Wednesday, March 15, 2006

Conflict about issues in Hwang's 2004 paper

Although Hwang's 2005 paper (asserting patient specific embryonic stem cell lines through SCNT) is false, there is conflict on what is true, and is not true, in the 2004 paper.

From the Korea Times: Korea's top experts on unisexual reproductions claim the country's disgraced scientist Hwang Woo-suk indeed created cloned human embryonic stem cells.

Prof. Seo Jeong-sun at Seoul National University (SNU), arguably the country's most authoritative expert at the unisexual reproduction, Wednesday made the claims after checking tests by Hwang's men.
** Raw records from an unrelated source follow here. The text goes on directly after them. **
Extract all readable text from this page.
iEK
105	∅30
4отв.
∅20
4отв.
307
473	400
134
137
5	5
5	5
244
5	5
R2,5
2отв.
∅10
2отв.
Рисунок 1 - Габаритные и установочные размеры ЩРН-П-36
I think the issue may be that Hwang did create a cloned blastocyst through SCNT, but did not generate a embryonic cell line from the blastocyst. In any event, there is disagreement about the scope of the fraud in the 2004 paper in Science, and, correlatively, over the scope of what actually has been accomplished in embryonic stem cell research. Recall that the Newcastle group has also claimed to have performed cloning, but not to have created a cell line.

The Korea Times also says:

"The analysis, which I believe is legitimate, says the No. 1 cell line has imprinted genes that came from both its father (somatic cell) and mother (egg). That means that the cells cannot be created as a result of parthenogenesis," Seo said.

"Then, the cells should be cloned ones. The discrepancy of eight markers appear to be triggered by severe impairment or genetic alteration at a process of nurturing them," he added.

As far as parthenogenesis is concerned, Seo is one of the global leading biologists. Alongside Japanese associates, he produced a pair of mice in 2004 by combining two eggs, breaking a deep-seated belief that mammals cannot be born with only maternal genes.